Berdasarkan imannya itu, Yael mengambil tindakan yang menentukan. Tidak akan ada orang yang berpikir bahwa Sisera, seorang panglima besar yang gagah perkasa, akan mati dalam tidurnya, dengan cara yang mengerikan, di tangan seorang perempuan! Siapa Yael? Kemungkinan besar dia adalah ibu rumah tangga biasa. Tetapi di tangannya, Sisera menemui ajalnya. Apa yang nampaknya lemah dan bodoh bagi dunia, dipakai Allah untuk mempermalukan orang yang dianggap kuat.

Mampukah Allah menyerahkan bangsa Kanaan ke dalam tangan Israel? Itu perkara kecil bagi Dia! Bukan hanya itu, Allah juga mampu menentukan dengan cara apa musuh Israel itu akan mati, siapa yang membunuh dia, dan sebagainya, karena Allah Maha Kuasa. Semuanya terjadi sesuai firman-Nya, dan tidak ada yang dapat menggagalkan rencana-Nya. Bila kita ada di pihak Allah yang demikian, kita bisa yakin bahwa kita ada di pihak yang benar! Iman Yael dihargai oleh Tuhan, dan namanya diabadikan sebagai salah satu pahlawan Israel.

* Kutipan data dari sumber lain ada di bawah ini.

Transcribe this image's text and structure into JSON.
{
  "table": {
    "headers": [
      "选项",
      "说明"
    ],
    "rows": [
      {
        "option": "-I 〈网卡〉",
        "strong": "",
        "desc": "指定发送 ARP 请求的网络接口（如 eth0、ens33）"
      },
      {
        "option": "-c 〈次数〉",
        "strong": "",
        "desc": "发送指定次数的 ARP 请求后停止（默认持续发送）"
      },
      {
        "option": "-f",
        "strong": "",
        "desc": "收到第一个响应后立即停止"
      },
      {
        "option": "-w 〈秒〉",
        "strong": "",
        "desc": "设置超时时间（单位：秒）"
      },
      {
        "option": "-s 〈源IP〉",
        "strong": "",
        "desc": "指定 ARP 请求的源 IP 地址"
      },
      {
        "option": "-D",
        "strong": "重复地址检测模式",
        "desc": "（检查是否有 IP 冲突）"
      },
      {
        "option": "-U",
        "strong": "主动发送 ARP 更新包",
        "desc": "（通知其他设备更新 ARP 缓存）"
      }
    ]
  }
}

Dalam hal apa kita tidak percaya kepada Allah? Dalam hal apa kita ragu akan kesanggupan-Nya? Apakah kita merasa perlu bukti dulu sebelum percaya? Akankah kita seperti Barak, yang kehilangan kehormatan sebagai panglima perang karena ketidakpercayaannya, atau apakah kita seperti Yael, yang dianggap rendah dan biasa oleh orang lain, namun diangkat menjadi pahlawan karena imannya?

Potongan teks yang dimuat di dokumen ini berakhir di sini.